Я заскучала где-то через полчаса. Про любовь было слишком сентиментально, а война много стреляла и шумела. Каждый раз, когда мы смотрим кино вместе, мне хочется привычно положить голову ему на колени или устроиться у него на плече. Но я воздух и я не могу. В такие моменты мне остро хочется обратно свое живое больное тело.
— Сними ты эту бандану, — говорит он. Я морщусь. Волосы выпали после химиотерапии, отрасти уже не успели.
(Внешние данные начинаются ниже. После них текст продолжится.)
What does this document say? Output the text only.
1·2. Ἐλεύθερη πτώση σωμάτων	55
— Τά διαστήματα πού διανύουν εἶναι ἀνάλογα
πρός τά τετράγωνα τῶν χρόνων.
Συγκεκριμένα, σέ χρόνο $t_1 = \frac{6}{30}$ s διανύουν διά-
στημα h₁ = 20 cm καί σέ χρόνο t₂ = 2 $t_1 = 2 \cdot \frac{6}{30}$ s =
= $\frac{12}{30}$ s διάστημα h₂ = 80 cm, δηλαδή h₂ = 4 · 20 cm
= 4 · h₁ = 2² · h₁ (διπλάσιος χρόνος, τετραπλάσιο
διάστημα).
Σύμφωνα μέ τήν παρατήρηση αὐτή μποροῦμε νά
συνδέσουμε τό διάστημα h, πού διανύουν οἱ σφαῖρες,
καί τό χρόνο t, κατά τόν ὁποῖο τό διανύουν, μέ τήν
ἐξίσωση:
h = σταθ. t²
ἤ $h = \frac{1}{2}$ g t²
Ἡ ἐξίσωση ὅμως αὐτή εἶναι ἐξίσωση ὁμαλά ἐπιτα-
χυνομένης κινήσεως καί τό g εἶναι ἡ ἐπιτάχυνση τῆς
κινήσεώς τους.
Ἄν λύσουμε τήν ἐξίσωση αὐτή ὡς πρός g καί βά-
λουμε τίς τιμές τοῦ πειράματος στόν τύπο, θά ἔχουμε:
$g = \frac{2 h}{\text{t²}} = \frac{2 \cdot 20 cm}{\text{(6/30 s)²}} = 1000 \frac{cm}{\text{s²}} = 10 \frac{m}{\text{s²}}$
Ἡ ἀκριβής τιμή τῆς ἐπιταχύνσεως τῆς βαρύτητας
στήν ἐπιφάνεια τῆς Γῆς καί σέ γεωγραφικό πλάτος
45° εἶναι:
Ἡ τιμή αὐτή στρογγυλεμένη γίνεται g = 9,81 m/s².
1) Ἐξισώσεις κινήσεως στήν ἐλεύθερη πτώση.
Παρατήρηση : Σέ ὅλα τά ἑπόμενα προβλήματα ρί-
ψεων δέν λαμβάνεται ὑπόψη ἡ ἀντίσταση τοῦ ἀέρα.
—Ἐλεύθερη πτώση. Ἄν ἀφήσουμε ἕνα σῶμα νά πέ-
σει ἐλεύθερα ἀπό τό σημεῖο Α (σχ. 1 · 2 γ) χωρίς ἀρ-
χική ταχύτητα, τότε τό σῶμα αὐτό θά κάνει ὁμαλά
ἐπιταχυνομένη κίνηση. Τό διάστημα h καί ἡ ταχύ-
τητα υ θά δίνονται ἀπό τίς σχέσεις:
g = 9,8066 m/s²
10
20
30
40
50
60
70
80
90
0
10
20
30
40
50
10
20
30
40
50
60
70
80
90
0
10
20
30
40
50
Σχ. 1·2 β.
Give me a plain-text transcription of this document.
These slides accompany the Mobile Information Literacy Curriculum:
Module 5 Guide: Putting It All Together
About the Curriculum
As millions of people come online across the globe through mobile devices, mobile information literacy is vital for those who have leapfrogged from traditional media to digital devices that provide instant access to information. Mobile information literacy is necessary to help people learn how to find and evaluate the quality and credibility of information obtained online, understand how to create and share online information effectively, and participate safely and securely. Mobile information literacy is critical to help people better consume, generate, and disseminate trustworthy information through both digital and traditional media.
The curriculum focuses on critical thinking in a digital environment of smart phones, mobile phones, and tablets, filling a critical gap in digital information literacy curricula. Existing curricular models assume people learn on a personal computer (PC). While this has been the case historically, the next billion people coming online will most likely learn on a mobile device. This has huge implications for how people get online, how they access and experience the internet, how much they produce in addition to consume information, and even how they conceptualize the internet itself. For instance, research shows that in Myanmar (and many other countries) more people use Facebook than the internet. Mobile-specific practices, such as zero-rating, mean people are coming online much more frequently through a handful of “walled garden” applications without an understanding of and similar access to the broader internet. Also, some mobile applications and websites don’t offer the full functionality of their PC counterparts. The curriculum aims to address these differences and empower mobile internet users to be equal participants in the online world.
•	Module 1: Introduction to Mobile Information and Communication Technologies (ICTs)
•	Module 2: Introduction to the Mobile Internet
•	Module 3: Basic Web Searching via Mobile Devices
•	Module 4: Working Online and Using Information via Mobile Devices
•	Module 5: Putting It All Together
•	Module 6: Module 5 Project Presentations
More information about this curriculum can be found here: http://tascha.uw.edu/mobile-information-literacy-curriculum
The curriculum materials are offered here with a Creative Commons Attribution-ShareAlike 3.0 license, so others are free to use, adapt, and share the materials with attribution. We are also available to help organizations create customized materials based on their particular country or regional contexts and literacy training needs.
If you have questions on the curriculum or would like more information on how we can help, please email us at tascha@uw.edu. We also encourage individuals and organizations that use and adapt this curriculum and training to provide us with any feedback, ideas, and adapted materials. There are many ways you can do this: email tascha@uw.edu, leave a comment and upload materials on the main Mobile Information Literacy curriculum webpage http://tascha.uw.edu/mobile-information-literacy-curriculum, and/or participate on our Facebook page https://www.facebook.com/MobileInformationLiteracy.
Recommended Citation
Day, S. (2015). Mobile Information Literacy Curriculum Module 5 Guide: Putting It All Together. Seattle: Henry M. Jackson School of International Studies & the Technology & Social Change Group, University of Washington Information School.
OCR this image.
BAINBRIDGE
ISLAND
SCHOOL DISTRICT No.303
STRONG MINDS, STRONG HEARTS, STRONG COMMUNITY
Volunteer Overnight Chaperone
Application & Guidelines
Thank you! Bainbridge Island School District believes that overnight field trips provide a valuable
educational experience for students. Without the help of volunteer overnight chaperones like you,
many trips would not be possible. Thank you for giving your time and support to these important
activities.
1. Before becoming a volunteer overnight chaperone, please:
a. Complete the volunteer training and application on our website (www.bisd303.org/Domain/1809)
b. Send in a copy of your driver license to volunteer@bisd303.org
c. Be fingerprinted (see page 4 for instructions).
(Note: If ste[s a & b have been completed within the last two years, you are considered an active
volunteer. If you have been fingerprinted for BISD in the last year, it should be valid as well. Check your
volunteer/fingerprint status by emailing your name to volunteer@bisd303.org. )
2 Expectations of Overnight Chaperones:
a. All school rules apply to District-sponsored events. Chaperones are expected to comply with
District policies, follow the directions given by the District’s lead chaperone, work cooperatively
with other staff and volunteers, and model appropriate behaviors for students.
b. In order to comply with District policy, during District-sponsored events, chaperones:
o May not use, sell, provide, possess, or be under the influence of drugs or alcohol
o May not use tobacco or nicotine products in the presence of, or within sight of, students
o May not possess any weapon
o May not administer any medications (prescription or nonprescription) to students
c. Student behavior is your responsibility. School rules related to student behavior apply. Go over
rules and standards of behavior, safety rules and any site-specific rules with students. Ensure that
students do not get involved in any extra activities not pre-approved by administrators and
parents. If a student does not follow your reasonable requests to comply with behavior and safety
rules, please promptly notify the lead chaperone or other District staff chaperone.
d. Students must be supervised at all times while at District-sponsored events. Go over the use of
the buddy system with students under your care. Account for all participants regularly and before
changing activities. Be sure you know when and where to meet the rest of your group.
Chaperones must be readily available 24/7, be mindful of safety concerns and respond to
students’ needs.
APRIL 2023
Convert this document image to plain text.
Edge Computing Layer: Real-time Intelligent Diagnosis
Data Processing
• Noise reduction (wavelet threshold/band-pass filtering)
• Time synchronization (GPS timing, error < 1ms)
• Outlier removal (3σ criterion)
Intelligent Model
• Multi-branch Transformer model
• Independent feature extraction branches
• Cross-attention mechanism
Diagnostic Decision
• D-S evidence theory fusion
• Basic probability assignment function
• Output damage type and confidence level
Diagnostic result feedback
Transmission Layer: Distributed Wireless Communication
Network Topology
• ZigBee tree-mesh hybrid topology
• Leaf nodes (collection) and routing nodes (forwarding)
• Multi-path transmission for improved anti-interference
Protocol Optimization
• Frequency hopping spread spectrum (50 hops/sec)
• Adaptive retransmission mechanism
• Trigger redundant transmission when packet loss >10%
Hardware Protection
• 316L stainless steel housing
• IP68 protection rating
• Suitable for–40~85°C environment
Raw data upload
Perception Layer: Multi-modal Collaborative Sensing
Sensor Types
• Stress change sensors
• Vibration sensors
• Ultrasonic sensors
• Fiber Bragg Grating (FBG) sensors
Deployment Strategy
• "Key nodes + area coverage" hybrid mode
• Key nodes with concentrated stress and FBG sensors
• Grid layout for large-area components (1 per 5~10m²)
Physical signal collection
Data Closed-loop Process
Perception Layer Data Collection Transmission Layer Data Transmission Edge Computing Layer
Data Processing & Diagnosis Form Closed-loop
— Не сниму. Не хочу, чтобы ты видел.
— А то я не видел раньше. Стаска, ну это же…
— Я тоже хочу пиццу, — перебиваю я, пристально глядя на него. — Лучше расскажи мне, какая она на вкус. Подробно. Не забудь оливки.
Он вздыхает и начинает рассказывать. Я слушаю его голос, вспоминаю его запах. Дела мне нет до пиццы, на самом деле.
Иногда возвращенцы остаются годами. Я читала. Иногда даже всю жизнь, до самой смерти своих людей. Об этом есть полдесятка романов, пара научных публикаций и много сплетен в Интернете.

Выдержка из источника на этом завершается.